I am facing a very similar issue here analyzing my bulk RNA-seq data from 6 samples. I trimmed the adapters and ran FastQC on my samples. I ran HISAT2 and FeatureCounts.
I got very high %alignment for HISAT2 according to multiQC (~97%) but the percentage of reads mapped to genes in FeatureCount is about 5%. I checked FastQC results and I saw a high percentage of sequence duplication. However, I don’t understand how sequence duplication contributes to this low gene alignment percentage ( my library is RF mm10).
Let’s start over in a new topic to review your results.
The bulk of your reads are either not mapping uniquely to a feature, or are not matching to the same coordinates as any feature at all!
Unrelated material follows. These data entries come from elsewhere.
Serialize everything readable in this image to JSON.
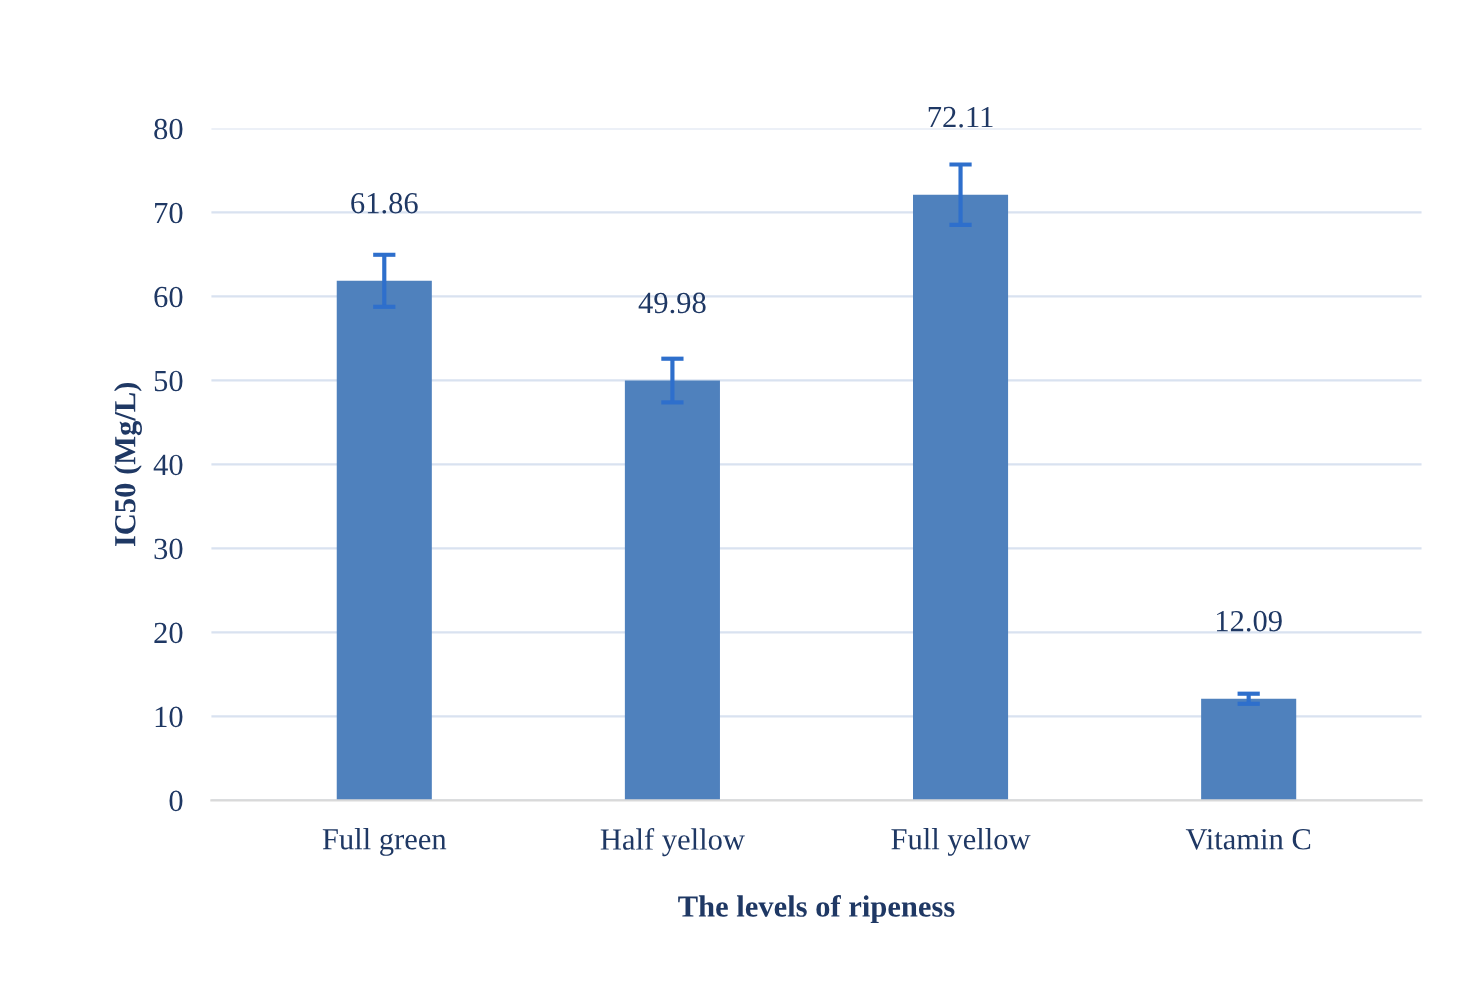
{
  "chart_data": {
    "type": "bar",
    "xlabel": "The levels of ripeness",
    "ylabel": "IC50 (Mg/L)",
    "categories": [
      "Full green",
      "Half yellow",
      "Full yellow",
      "Vitamin C"
    ],
    "values": [
      61.86,
      49.98,
      72.11,
      12.09
    ],
    "errors": [
      3.1,
      2.6,
      3.6,
      0.6
    ],
    "color": "#4f81bd",
    "data_labels": true,
    "ylim": [
      0,
      80
    ],
    "yticks": [
      0,
      10,
      20,
      30,
      40,
      50,
      60,
      70,
      80
    ],
    "grid": "y"
  }
}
The first place I usually start is with examining the reference data choices. Which genome are you using? Where did you source the feature annotation reference? Have you confirmed that both are based on the same genome assembly?
This topic explains a bit more for human, but any species can have multiple assemblies, so the advice here, especially the review and troubleshooting advice, is where to start.
Please give that a try and let us know what happens! If you need help with the review, you are welcome to share back your history in your reply and we can try to advise!
Apparently the library prep was forward, not reverse:) I reran my FeatureCounts with forward settings again and the alignment increased from 5% to more than 60%. I assume 60% is a good number, but let me know if it is still not considered as satisfactory/signals that something’s wrong.
Also, I tried running my HISAT2 again with forward setting but I observed something strange:
The HISAT2 I ran with reverse (i.e wrong) settings, gave me an alignment of 94-97% per sample. When I tried running it again with the correct setting (i.e forward), the alignment percentage slightly decreased (92-95%). I was wondering if this is normal and what the reason could be. Is strandedness (forward vs reverse) important for HISAT2 at all?